The example below builds a small RIS file in a temporary location and reads it.

ris <- c(
  "TY  - JOUR",
  "AU  - Author, One",
  "AU  - Author, Two",
  "TI  - An example title",
  "PY  - 2020",
  "ER  - ",
  "",
  "TY  - CHAP",
  "TI  - Another title",
  "AU  - Author, Three",
  "ER  - "
)

tmp_in <- tempfile(fileext = ".ris")
writeLines(ris, tmp_in, useBytes = TRUE)

df <- read_ris_to_dataframe(tmp_in)
df
  source_type                   author            title year
1        JOUR Author, One; Author, Two An example title 2020
2        CHAP            Author, Three    Another title     

The output data frame has descriptive column names instead of RIS tags. For example:

  • TY (type) becomes source_type
  • AU (author) becomes author
  • TI (title) becomes title
  • PY (publication year) becomes year

Repeated tags, such as multiple AU lines, are collapsed to a single string with “;” (e.g., “Author, One; Author, Two”).

Write a data frame to RIS

Create a data frame and write it to a .ris file. You can use either descriptive column names (as returned by read_ris_to_dataframe()) or raw RIS tags. Semicolon-separated values are automatically split into multiple tag lines.

# Using raw RIS tags
df_out <- data.frame(
  TY = c("JOUR", "CHAP"),
  AU = c("Author, One; Author, Two", "Author, Three"),
  TI = c("An example title", "Another title"),
  PY = c("2020", ""),
  stringsAsFactors = FALSE
)

tmp_out <- tempfile(fileext = ".ris")
invisible(capture.output(save_dataframe_to_ris(df_out, tmp_out)))
readLines(tmp_out, encoding = "UTF-8")
 [1] "TY  - JOUR"             "AU  - Author, One"      "AU  - Author, Two"
 [4] "TI  - An example title" "PY  - 2020"             "ER  - "
 [7] ""                       "TY  - CHAP"             "AU  - Author, Three"
[10] "TI  - Another title"    "ER  - "                 ""                      
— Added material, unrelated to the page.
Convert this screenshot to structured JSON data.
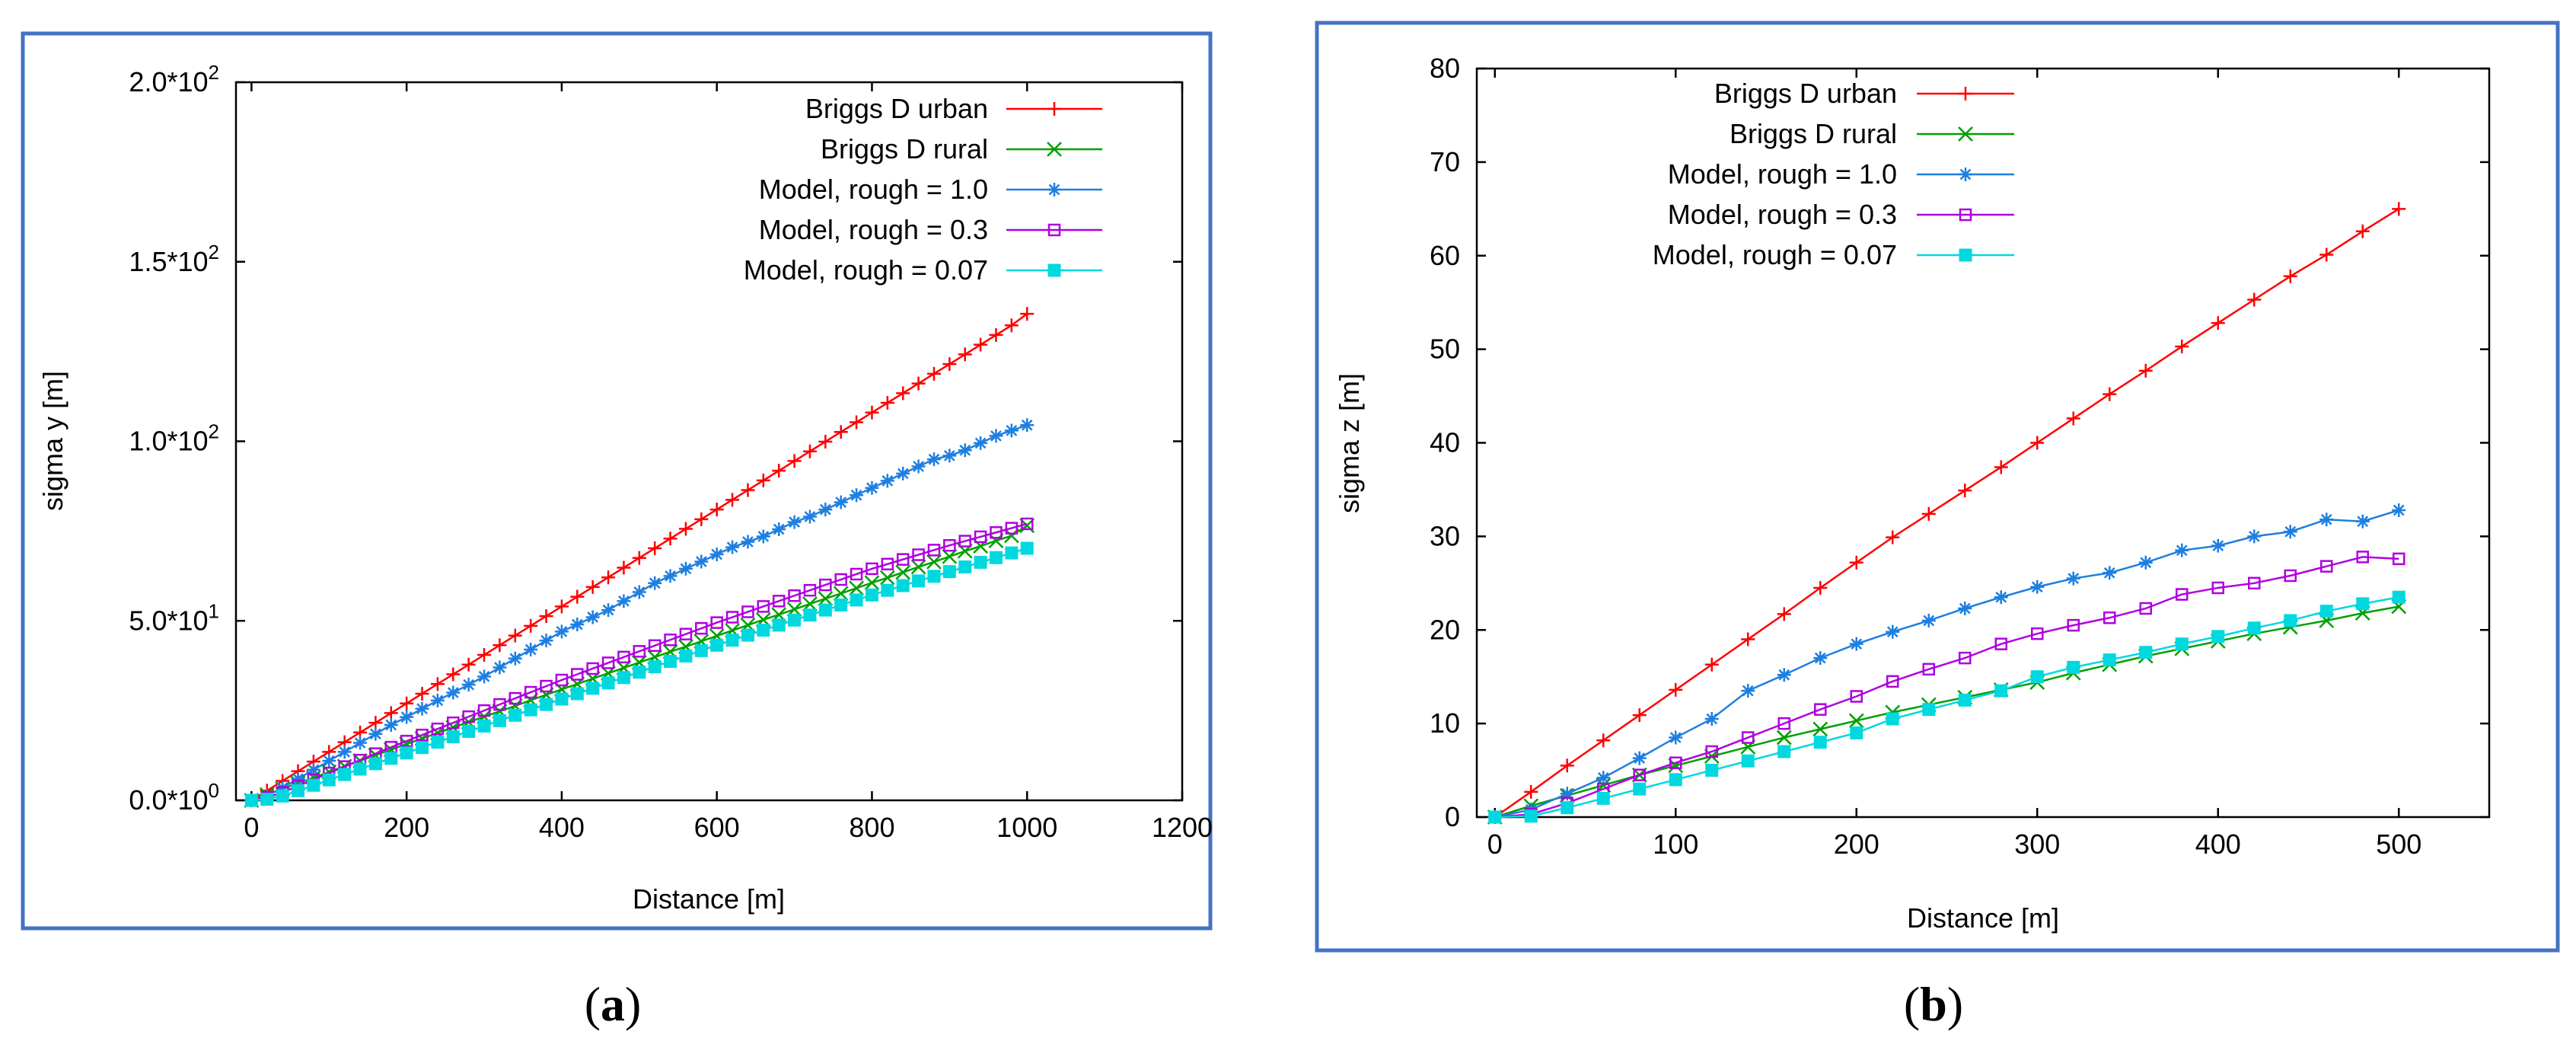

Each record writes the TY tag first, splits any field value containing “;” into multiple RIS tag lines, and ends with ER - followed by a blank line.

You can also use descriptive column names (they will be automatically mapped back to RIS tags):

# Using descriptive names
df_descriptive <- data.frame(
  source_type = c("JOUR", "CHAP"),
  author = c("Author, One; Author, Two", "Author, Three"),
  title = c("An example title", "Another title"),
  year = c("2020", ""),
  stringsAsFactors = FALSE
)

tmp_out2 <- tempfile(fileext = ".ris")
invisible(capture.output(save_dataframe_to_ris(df_descriptive, tmp_out2)))
readLines(tmp_out2, encoding = "UTF-8")
 [1] "TY  - JOUR"             "AU  - Author, One"      "AU  - Author, Two"
 [4] "TI  - An example title" "PY  - 2020"             "ER  - "
 [7] ""                       "TY  - CHAP"             "AU  - Author, Three"
[10] "TI  - Another title"    "ER  - "                 ""                      

Both approaches produce identical RIS output.